The Second Amendment to the U.S. Constitution states: “A well regulated Militia, being necessary to the security of a free State, the right of the people to keep and bear Arms, shall not be infringed.”
As Supreme Court Justice Story observed, this Amendment “has justly been considered, as the palladium of the liberties of a republic.” The people and not government are the ultimate protectors of freedom. Citizens are not the enemy; they are the real defenders of liberty.
But gun control advocates insist the Amendment merely confers a collective right for state government, rather than an individual right by citizens. They claim that only soldiers in an army or analogous government militia have the right to keep and bear arms. They are undeterred by the grammar of the Amendment, which makes clear that the first clause about the militia imposes no limitation on the second clause establishing the right to bear arms.
Gun controllers launched their latest assault on the Second Amendment in California. It arose in a legal challenge to a sweeping California law limiting the right to keep and bear arms.
As always, the gun control was born of tragedy. The California legislature convened an emergency session in 1989, in response to the killing of five children at recess by a gunman using an AK-47 semi-automatic weapon.
California then passed legislation banning the manufacture, sale or importation of military-looking, semi-automatic weapons. Entitled the Roberti-Roos Assault Weapons Control Act (“AWCA”), it inspired a similar federal ban in 1994. It also required registration by those already owning such weapons and imposed sharp restrictions on their possession and transport, though it did exempt off-duty uses by law enforcement officers.

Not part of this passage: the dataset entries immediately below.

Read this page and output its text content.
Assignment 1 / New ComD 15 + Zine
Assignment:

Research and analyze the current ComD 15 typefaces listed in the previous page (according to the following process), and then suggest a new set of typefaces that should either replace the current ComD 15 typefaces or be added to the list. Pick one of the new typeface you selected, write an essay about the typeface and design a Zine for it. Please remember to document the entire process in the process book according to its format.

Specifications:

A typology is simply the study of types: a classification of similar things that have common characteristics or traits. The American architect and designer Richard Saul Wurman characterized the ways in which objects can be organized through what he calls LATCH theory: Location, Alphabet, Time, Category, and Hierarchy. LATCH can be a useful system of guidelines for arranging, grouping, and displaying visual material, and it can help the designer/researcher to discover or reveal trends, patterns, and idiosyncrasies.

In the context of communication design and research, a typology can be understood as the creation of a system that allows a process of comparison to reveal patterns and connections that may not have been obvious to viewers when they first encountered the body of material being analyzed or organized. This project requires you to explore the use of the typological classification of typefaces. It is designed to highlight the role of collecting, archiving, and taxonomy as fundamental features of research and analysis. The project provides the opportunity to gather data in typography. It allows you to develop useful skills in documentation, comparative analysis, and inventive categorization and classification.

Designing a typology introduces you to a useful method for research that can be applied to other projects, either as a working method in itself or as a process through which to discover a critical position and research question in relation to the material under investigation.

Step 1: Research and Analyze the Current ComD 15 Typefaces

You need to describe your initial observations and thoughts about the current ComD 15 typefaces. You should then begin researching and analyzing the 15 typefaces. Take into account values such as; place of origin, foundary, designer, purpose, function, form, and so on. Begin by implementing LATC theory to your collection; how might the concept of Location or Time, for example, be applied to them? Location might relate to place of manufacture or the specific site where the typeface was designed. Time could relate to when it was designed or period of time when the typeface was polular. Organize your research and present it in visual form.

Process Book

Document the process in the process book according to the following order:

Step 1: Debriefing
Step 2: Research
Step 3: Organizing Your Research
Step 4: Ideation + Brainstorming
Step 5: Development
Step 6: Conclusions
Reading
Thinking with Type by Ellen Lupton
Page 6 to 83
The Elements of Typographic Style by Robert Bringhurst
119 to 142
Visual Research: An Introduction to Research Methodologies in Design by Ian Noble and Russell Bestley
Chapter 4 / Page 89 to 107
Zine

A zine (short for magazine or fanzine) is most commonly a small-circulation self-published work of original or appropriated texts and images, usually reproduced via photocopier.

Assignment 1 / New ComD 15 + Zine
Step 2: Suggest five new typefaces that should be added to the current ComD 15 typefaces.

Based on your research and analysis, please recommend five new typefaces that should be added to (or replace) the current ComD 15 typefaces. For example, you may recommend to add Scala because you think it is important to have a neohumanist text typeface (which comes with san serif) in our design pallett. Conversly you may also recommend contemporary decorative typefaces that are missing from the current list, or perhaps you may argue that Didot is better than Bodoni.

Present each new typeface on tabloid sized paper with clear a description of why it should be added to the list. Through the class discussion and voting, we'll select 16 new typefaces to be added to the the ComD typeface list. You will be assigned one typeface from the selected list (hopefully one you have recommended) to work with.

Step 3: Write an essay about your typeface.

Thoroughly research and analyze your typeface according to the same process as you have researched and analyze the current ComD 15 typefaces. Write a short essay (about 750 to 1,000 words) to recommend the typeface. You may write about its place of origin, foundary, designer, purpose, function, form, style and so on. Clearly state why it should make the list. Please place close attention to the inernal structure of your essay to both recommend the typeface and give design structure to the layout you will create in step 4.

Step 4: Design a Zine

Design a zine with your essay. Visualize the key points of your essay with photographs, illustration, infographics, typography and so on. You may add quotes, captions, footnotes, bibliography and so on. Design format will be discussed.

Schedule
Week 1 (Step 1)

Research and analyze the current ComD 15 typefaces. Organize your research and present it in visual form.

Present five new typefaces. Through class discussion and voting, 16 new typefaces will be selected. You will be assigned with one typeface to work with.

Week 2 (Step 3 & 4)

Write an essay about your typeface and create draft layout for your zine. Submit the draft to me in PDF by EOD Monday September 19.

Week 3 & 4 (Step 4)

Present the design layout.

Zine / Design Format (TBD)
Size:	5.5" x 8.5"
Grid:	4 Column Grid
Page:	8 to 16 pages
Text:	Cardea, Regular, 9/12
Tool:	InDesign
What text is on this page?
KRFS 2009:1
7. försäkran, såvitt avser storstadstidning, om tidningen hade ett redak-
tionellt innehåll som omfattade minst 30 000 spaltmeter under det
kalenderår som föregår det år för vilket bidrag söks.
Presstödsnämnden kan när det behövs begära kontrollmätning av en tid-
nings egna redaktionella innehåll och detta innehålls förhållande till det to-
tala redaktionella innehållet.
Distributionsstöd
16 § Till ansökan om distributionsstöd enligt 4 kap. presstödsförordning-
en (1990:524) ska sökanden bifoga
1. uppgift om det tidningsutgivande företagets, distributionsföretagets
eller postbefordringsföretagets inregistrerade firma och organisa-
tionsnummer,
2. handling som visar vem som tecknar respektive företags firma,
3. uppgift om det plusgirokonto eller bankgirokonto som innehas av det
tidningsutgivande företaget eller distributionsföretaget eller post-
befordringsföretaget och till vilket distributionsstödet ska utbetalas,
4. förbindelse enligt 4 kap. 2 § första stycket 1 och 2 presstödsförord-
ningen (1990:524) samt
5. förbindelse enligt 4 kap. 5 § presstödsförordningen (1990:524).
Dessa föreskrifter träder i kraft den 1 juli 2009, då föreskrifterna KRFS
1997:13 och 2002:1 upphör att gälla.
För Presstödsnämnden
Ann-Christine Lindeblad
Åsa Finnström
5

Two California National Guardsmen, a San Francisco police officer, an insurance agent, a chemical engineer, a California correctional officer and others challenged a 1999 broadening of the restrictions imposed by this law. They lost in district court, and then appealed to the Ninth Circuit.
They had the bad luck of drawing Judge Stephen Reinhardt, married to a director of an ACLU director, as part of the three-judge appellate panel. He is one of the most frequently reversed appellate judges, and he continued his judicial activism here. Silveira v. Lockyer, 2002 U.S. App. LEXIS 24612 (9th Cir. Dec. 5, 2002).
He held that “governments have the full authority to enact prohibitions and restrictions on the use and possession of firearms.” He repeated a quote of former Chief Justice Warren Burger in Parade magazine, where he criticized the individual rights interpretation as “one of the greatest pieces of fraud, I repeat the word ‘fraud,’ on the American public by special interest groups that I’ve ever seen in my lifetime.”
Judge Reinhardt declared that “the Second Amendment right to ‘bear arms’ guarantees the right of the people to maintain effective state militias, but does not provide any type of individual right to own or possess weapons.” By “state militias,” Judge Reinhardt apparently means unheard of state armies, a position contrary to that of the U.S. Department of Justice under Attorney General John Ashcroft.
Judge Reinhardt also rejected a recent decision by the Fifth Circuit, United States v. Emerson, 270 F.3d 203 (5th Cir. 2001). The Emerson court held that the Second Amendment does protect an individual right to bear arms independent of any militias.
The basis of Judge Reinhardt’s decision was not Supreme Court precedent, which he found inconclusive. Instead, he cited decisions like an antebellum Tennessee Supreme Court opinion construing the term “bear arms” to refer to military service.
He also held that the preamble referencing “well regulated Militias” limited the scope to state entities. He stated that “that the clause declares the importance of state militias to the security of the various free states within the confines of their newly structured constitutional relationship.”
The flaw in Judge Reinhardt’s opinion is his failure to the address Congress’ own definition of a “militia” at the time the Second Amendment passed: “each and every free able-bodied white male citizen of the respective states, resident therein, who is or shall be of the age of eighteen years, and under the age of forty-five years (except as is herein after excepted) shall severally and respectively be enrolled in the militia” (Militia Act of 1792, effective until 1903). Updated to today’s context, “militia” must include nearly all law-abiding adults, and the Amendment protects their gun rights.
But based on its narrow interpretation of the Amendment, the Ninth Circuit extended gun control further by invalidating a statutory exception for peace officers to purchase certain guns at their retirement. However, this appellate decision is far from the last word on the Second Amendment, as the Supreme Court will surely have opinions of its own.
Whether the High Court will accept this case for review remains to be seen. The Bush Administration has defended an individual right to bear arms, but it is doubtful that it will aggressively seek reversal of this decision. The facts here involved merely a facial challenge to legislation, without any clear and demonstrative injury to the plaintiffs. Both sides to the debate will probably prefer awaiting a future case that entails demonstrable harm by gun control to a specific plaintiff.